My friends, Target has crossed a line, and I believe this is a test case. If you’re a concerned parent I invite you to do three things. 1. Share this story. 2. Then go to your nearest Target and do exactly what we did. 3. Then share your story, and use this hashtag: #byetarget
To be clear, I’m sure that Izzy loves his daughter very much, and I don’t doubt that he would do anything for her.
His post was shared over 68,000 times, and as of this writing has over 26,000 comments. On various websites and ‘news’ services, he has been called a “hero dad,” and his story has been called “compelling.”
Izzy is not a hero dad — not in this instance, anyway. Nor is his story compelling.
This is not “a good father, letting his daughter come to her own conclusion.” This is a father baiting his daughter with a loaded question intended to provoke a response that mirrors his own fear of otherness. This is a father acquiescing to a first grader’s understanding of gender identity and biology. As much good as Izzy feels he is doing, he is failing his daughter.
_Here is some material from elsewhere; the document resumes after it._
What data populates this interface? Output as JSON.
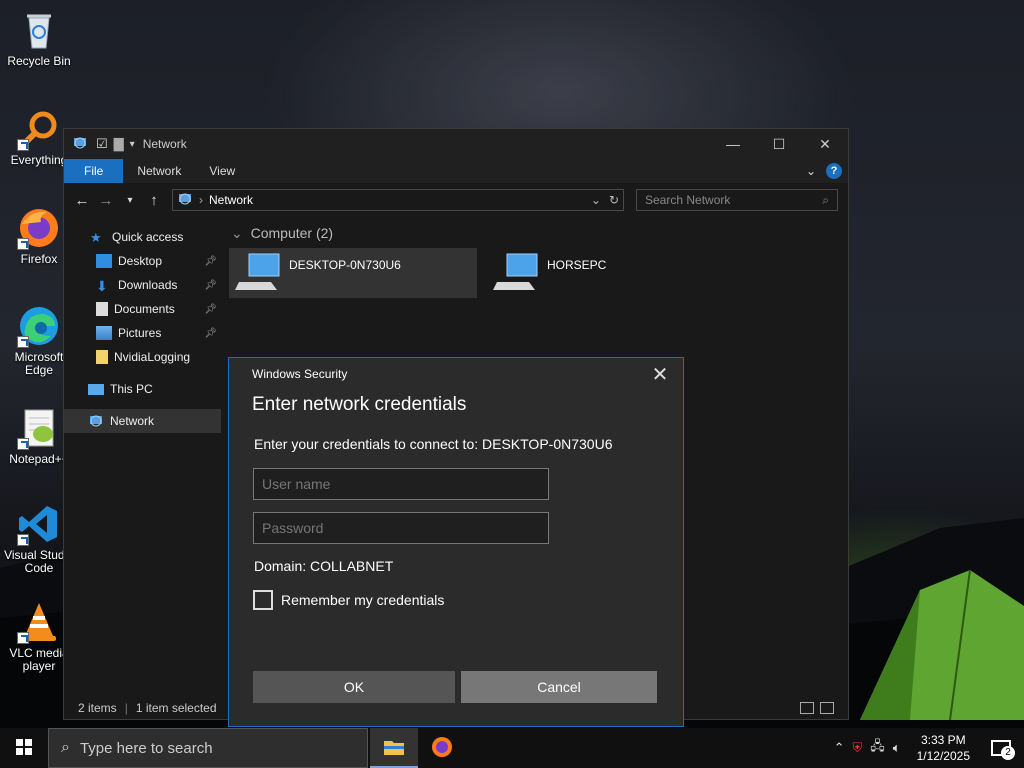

Parenting means not always letting our children come to their own conclusions. If a child were to think that eating vegetables is weird, that black people are scary, and that the elderly are gross, it’s our job as parents to help her navigate these prejudices, to better understand the world and its people, to encourage empathy and critical thinking.
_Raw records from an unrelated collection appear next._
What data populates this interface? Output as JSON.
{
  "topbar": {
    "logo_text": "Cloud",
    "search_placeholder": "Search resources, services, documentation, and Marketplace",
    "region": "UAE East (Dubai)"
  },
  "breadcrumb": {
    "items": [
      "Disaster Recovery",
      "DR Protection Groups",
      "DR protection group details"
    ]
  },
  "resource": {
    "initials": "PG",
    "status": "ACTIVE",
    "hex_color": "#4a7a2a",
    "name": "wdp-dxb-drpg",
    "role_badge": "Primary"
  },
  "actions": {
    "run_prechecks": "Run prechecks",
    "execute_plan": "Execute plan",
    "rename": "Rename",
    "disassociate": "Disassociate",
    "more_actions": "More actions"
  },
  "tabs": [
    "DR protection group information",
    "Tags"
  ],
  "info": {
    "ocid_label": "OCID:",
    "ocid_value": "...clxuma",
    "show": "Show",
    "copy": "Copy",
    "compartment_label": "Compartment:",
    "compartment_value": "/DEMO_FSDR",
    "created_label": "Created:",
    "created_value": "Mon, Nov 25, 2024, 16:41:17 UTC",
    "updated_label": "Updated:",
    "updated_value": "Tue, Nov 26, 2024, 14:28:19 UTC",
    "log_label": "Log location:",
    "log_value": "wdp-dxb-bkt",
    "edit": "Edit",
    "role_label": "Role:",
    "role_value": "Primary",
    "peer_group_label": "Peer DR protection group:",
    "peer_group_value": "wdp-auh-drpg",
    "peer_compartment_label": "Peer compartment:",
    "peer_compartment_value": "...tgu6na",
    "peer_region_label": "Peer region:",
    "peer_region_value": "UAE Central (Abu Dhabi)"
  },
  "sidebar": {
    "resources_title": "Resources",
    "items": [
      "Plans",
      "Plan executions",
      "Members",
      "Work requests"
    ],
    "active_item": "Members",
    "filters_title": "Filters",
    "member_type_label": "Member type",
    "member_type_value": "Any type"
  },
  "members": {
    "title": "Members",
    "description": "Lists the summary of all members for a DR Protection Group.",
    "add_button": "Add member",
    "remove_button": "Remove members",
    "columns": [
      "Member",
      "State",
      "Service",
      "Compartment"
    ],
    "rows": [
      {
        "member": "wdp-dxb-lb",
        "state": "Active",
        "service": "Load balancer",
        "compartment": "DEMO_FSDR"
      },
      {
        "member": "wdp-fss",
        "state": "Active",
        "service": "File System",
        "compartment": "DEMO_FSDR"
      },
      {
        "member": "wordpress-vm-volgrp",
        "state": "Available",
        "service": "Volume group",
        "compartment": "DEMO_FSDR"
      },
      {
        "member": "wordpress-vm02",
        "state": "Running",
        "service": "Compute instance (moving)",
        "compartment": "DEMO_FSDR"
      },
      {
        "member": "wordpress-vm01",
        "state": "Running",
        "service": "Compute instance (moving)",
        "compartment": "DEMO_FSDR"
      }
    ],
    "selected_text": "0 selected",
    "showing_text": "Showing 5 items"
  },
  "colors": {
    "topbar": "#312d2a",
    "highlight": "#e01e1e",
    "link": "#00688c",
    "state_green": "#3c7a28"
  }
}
A good father might react with some variation of the following:
“Well, I understand how you would be scared if a man came into the girl’s restroom, and you would want to let me or an authority figure know immediately if you were ever made to feel uncomfortable in a public restroom. But there are some people who, when they are born, it’s not entirely clear if they are a boy or a girl. Their doctors may make a mistake and say they are a boy when they really are a girl, or vice versa. This is called intersex, and it is something that happens sometimes. Some people may be born a girl, but everything about their very being makes them feel that they are actually a boy. This is called gender dysphoria, and it happens sometimes. Most transgender people will look completely normal, and not weird at all.
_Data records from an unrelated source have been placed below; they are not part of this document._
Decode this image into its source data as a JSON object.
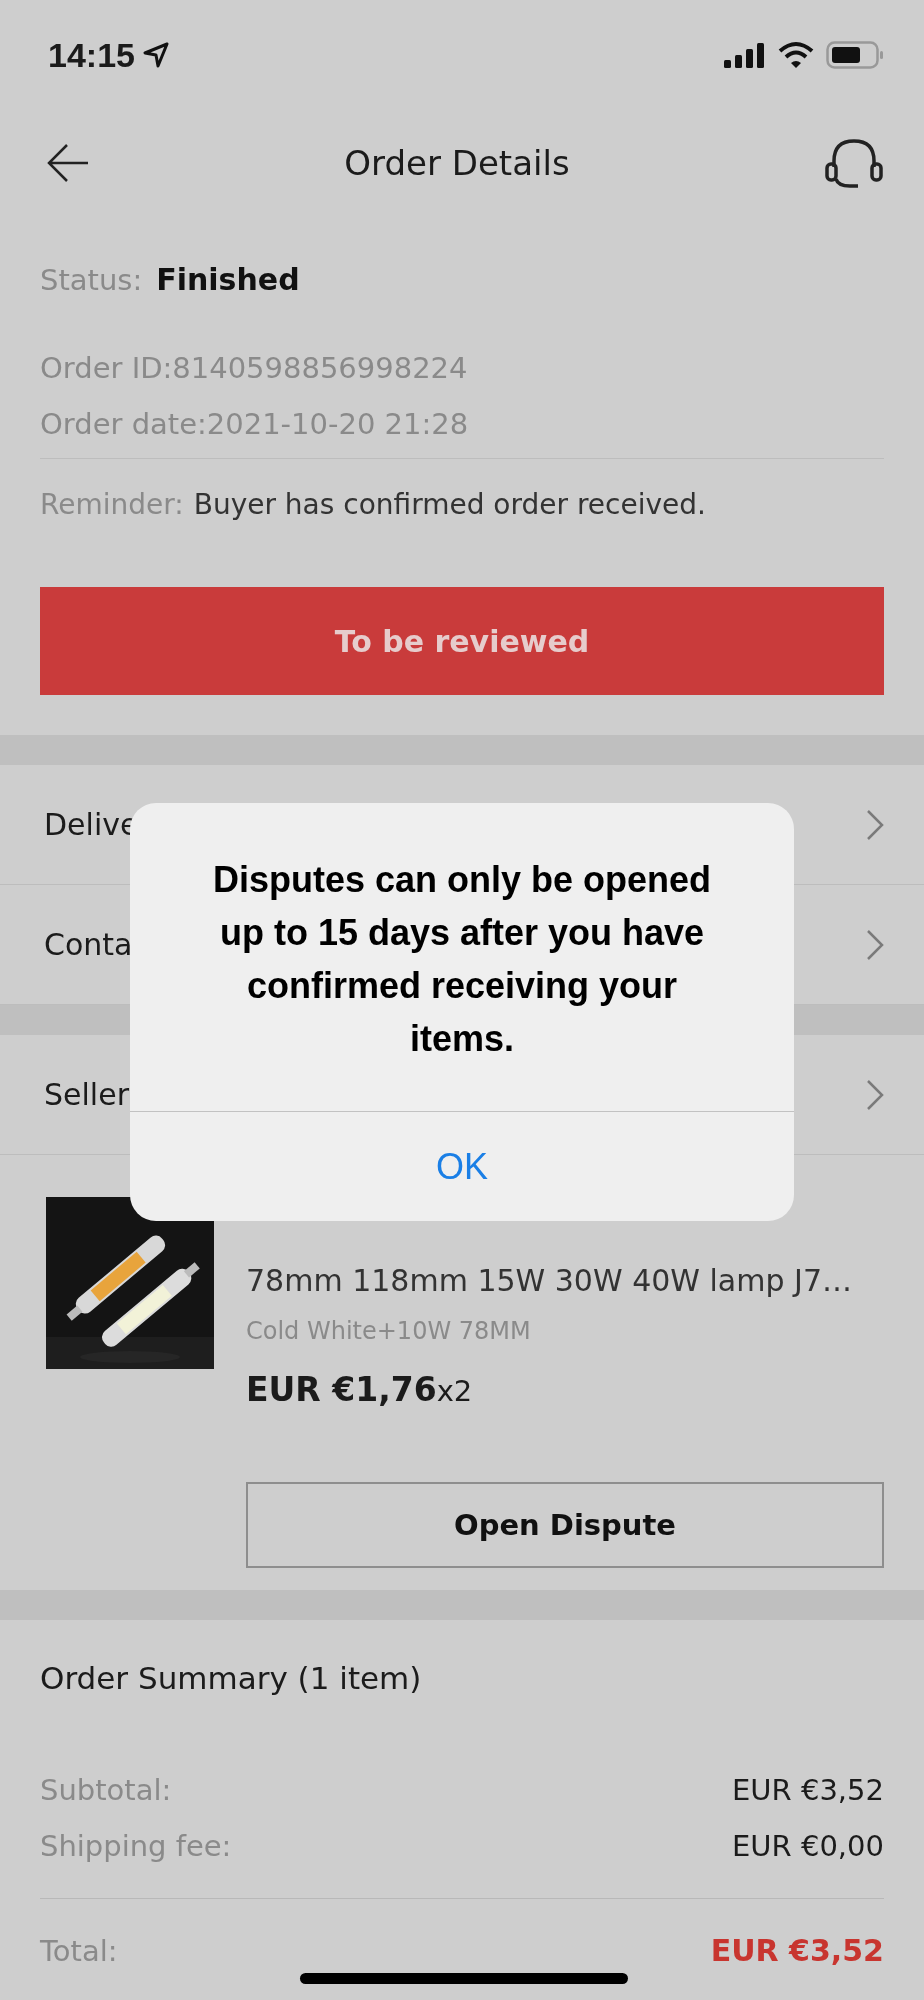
{
  "status_bar": {
    "time": "14:15"
  },
  "header": {
    "title": "Order Details"
  },
  "order": {
    "status_label": "Status:",
    "status": "Finished",
    "order_id": "Order ID:8140598856998224",
    "order_date": "Order date:2021-10-20 21:28",
    "reminder_label": "Reminder:",
    "reminder": "Buyer has confirmed order received."
  },
  "review_button": "To be reviewed",
  "sections": [
    {
      "rows": [
        {
          "label": "Delive"
        },
        {
          "label": "Conta"
        }
      ]
    },
    {
      "rows": [
        {
          "label": "Seller"
        }
      ]
    }
  ],
  "product": {
    "title": "78mm 118mm 15W 30W 40W lamp J7…",
    "variant": "Cold White+10W 78MM",
    "price": "EUR €1,76",
    "quantity": "x2"
  },
  "dispute_button": "Open Dispute",
  "summary": {
    "title": "Order Summary (1 item)",
    "lines": [
      {
        "label": "Subtotal:",
        "value": "EUR €3,52"
      },
      {
        "label": "Shipping fee:",
        "value": "EUR €0,00"
      }
    ],
    "total_label": "Total:",
    "total": "EUR €3,52"
  },
  "alert": {
    "message": "Disputes can only be opened up to 15 days after you have confirmed receiving your items.",
    "button": "OK"
  }
}
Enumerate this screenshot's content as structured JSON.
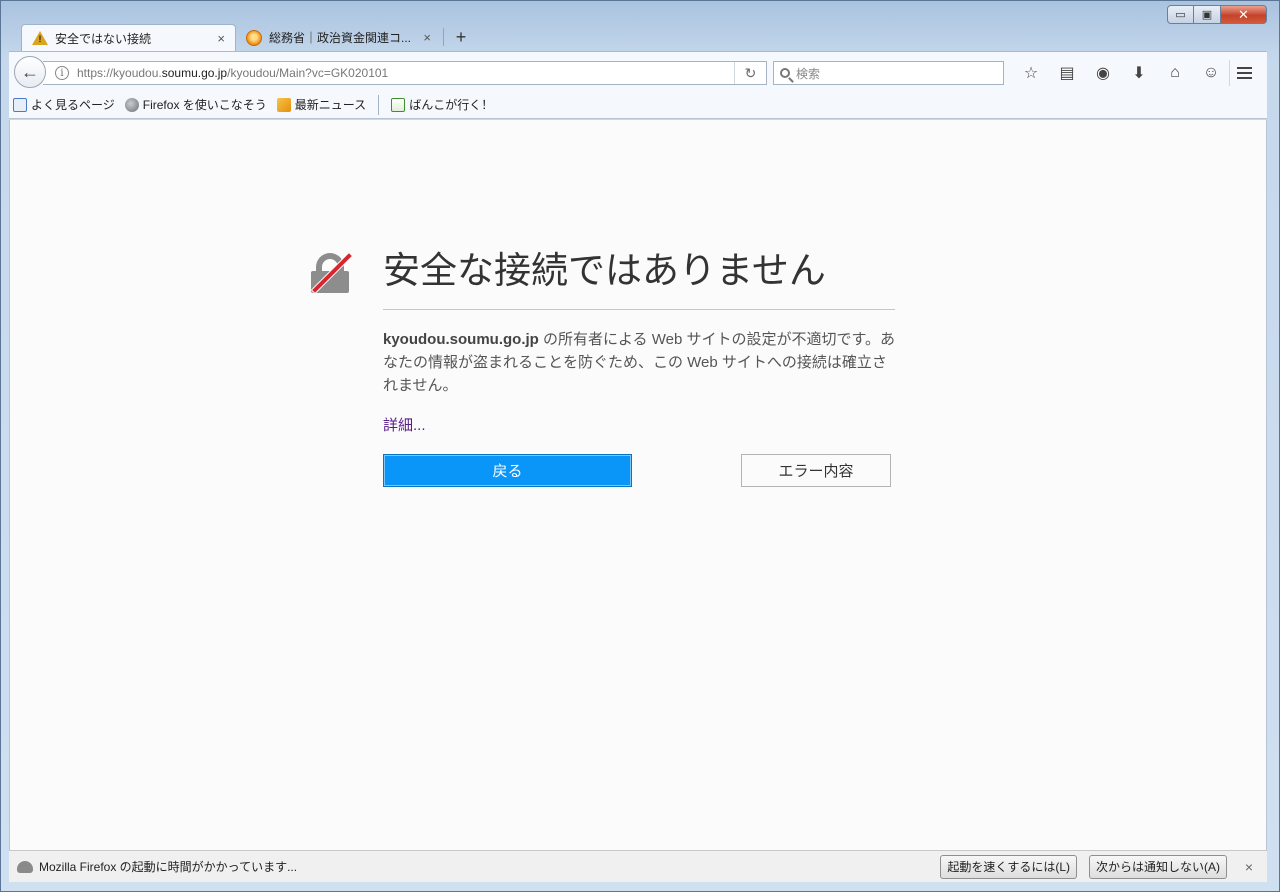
{
  "window": {
    "caption": {
      "minimize": "▭",
      "maximize": "▣",
      "close": "✕"
    }
  },
  "tabs": [
    {
      "title": "安全ではない接続",
      "close": "×",
      "icon": "warning-icon"
    },
    {
      "title": "総務省｜政治資金関連コ...",
      "close": "×",
      "icon": "soumu-favicon"
    }
  ],
  "new_tab_label": "+",
  "navbar": {
    "back_icon": "←",
    "info_icon": "i",
    "url": {
      "prefix": "https://kyoudou.",
      "domain": "soumu.go.jp",
      "path": "/kyoudou/Main?vc=GK020101"
    },
    "reload_icon": "↻",
    "search_placeholder": "検索",
    "toolbar_icons": [
      {
        "name": "bookmark-star-icon",
        "glyph": "☆"
      },
      {
        "name": "reading-list-icon",
        "glyph": "▤"
      },
      {
        "name": "pocket-icon",
        "glyph": "◉"
      },
      {
        "name": "downloads-icon",
        "glyph": "⬇"
      },
      {
        "name": "home-icon",
        "glyph": "⌂"
      },
      {
        "name": "hello-chat-icon",
        "glyph": "☺"
      }
    ]
  },
  "bookmarks": [
    {
      "label": "よく見るページ",
      "icon": "most-visited-icon"
    },
    {
      "label": "Firefox を使いこなそう",
      "icon": "globe-icon"
    },
    {
      "label": "最新ニュース",
      "icon": "rss-icon"
    },
    {
      "label": "ばんこが行く！",
      "icon": "banko-icon"
    }
  ],
  "error": {
    "title": "安全な接続ではありません",
    "desc_domain": "kyoudou.soumu.go.jp",
    "desc_rest": " の所有者による Web サイトの設定が不適切です。あなたの情報が盗まれることを防ぐため、この Web サイトへの接続は確立されません。",
    "more_link": "詳細...",
    "back_button": "戻る",
    "details_button": "エラー内容"
  },
  "notification": {
    "message": "Mozilla Firefox の起動に時間がかかっています...",
    "speedup_button": "起動を速くするには(L)",
    "dont_notify_button": "次からは通知しない(A)",
    "close": "×"
  }
}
I understand how you might think it sounds weird, but most transgender people look like the gender that they identify with, and we shouldn’t be afraid of them just because they are different than we are. It’s not okay to be afraid of someone just because we think they are different.
It might be uncomfortable to be near someone with cerebral palsy, but they shouldn’t scare you.
Same goes for people of other races, or religions — some people wear religious clothing that may look strange to us, but that doesn’t mean we should be afraid of them. Most likely, you have been in the bathroom with transgender people in the women’s room before. But I bet you didn’t notice, because they have a lot of the characteristics you would expect of a girl or a woman. If they were forced to use the restroom that corresponds with their birth gender, now that might look weird. Can you imagine a big muscular man with a beard coming into the women’s room? That’s what many transgender men (people who were born a girl, but feel and look more like a boy) look like. If they used the men’s room, that would be best for them and for the people using the restroom with them.
Let me know if you have any questions. I know it sounds complicated — because it is. But at the end of the day, we should understand that everyone is born different and usually there’s no reason to feel they are weird, especially after we learn more about them.”
I think a good father might say something like that.